Als eine von weitem aufreizende und von nahem nicht mehr so hübsche Transsexuelle auf den Stand stürmt und viel zu arg mittanzt, versuch ich noch charmant vorbei zu schauen. Doch nachdem sie kurz darauf untenrum blank zieht, propellert und meine Aufmerksamkeit sucht, hole ich mein Handy aus der Tasche und schreibe hochkonzentriert gelangweilt eine SMS. Das hält Sie jedoch nicht davon ab, mich mit bassigem italienisch verbal auszuziehen.
Ich verfluche den theatralischen Burger-Bau-Prozess und denke an Flucht. Die Putze des Strassenstand überredet Lola, sich wieder halbwegs anzuziehen, was bei dem aktuell abreizenden Modeverständnis immer noch nackt wäre. Die Situation entspannt sich, und ich habe die Chance, aus der Geschichte mit mangelnden Sprachkenntnissen und fordernder Verlobten rauszukommen.
Einen Handkuss bekomm ich trotzdem. Und einen widerlichen Burger, dessen Einzelheiten noch vor dem Hoteleingang im Müll landen. Unter diesem Eindruck schlafe ich ein, wache sofort wieder auf, fliege heim, arbeite in Trance und erscheine apathisch bei Bernd zum Duschen.
Kurz mal für 20 Minuten wach, Cuba Libre im einem Liter Plastikglas und auf in die Stadt. Vorm Transit wartet schon das Geburtstagskind, verkörpert in zwei Stuttgarter DJs, nebenberuflich in einer Fernsehanstalt mit viel Text beschäftigt.
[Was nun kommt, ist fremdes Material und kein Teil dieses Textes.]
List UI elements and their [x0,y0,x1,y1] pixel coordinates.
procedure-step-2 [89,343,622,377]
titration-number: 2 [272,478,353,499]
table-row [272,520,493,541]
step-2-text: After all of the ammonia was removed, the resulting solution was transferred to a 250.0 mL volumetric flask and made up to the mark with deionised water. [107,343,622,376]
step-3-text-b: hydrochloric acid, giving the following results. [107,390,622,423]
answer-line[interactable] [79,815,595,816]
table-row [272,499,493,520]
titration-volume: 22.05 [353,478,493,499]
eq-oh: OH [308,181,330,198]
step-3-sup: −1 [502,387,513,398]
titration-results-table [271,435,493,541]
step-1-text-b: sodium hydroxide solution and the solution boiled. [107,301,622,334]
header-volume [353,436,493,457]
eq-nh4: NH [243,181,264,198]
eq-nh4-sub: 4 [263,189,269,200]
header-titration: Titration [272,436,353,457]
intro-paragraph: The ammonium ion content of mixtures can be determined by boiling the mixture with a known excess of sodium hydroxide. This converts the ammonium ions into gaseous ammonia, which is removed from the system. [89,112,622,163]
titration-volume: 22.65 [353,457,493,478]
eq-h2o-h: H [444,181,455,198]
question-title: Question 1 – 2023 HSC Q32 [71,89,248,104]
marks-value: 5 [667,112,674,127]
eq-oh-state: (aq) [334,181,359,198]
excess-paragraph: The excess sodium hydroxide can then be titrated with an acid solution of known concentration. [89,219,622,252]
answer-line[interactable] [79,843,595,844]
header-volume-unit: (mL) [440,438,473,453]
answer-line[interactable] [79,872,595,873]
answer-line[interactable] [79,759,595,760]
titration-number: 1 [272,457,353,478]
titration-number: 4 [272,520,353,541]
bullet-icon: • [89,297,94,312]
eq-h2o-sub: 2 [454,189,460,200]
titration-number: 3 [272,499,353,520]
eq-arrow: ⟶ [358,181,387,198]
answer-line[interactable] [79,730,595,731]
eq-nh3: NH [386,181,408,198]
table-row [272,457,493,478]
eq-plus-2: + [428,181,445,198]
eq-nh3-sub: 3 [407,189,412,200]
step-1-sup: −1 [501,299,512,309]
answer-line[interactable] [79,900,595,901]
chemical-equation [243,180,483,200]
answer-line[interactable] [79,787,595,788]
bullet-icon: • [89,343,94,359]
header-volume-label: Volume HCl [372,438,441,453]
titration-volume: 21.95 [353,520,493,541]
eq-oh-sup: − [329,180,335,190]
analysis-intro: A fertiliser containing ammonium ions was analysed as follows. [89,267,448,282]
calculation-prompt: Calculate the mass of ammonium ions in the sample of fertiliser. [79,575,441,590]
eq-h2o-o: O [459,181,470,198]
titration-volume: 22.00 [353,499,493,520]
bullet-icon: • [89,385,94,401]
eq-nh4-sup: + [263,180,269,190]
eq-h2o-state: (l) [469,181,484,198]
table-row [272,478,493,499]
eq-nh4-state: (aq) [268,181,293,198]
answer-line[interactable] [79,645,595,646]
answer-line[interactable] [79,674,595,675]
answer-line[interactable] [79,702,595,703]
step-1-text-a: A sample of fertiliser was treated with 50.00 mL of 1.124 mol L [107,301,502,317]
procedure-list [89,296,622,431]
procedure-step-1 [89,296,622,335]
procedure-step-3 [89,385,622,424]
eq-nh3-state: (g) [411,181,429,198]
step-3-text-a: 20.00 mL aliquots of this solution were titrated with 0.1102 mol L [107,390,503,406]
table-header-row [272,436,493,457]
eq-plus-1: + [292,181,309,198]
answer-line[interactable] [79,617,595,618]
Nach Betreten vom Transit alles wie gewohnt. Viele nette und laute Menschen, trotz 15 Grad Aussentemperatur und Regen bildet sich ein Eigenklima. Nur die Musik fehlt, obwohl DJ Emilio an den Reglern steht. Doch heute ist er mal nur Nachbar und Erfüllungsgehilfe, der milde Texte mit musikalischen Einspielern würzt.
Denn oben auf der improvisierten Bühne, wo sonst das Publikum den Lapdance probt, präsentieren sich die N’sync des Stuttgarter Internetautoren, die Otti Fischers der Kleinstadt-Humoristen und die Sascha Lobos der Internetrebellen. Bunt gemischt wie die S-Bahn Sonntag morgens um halb sieben.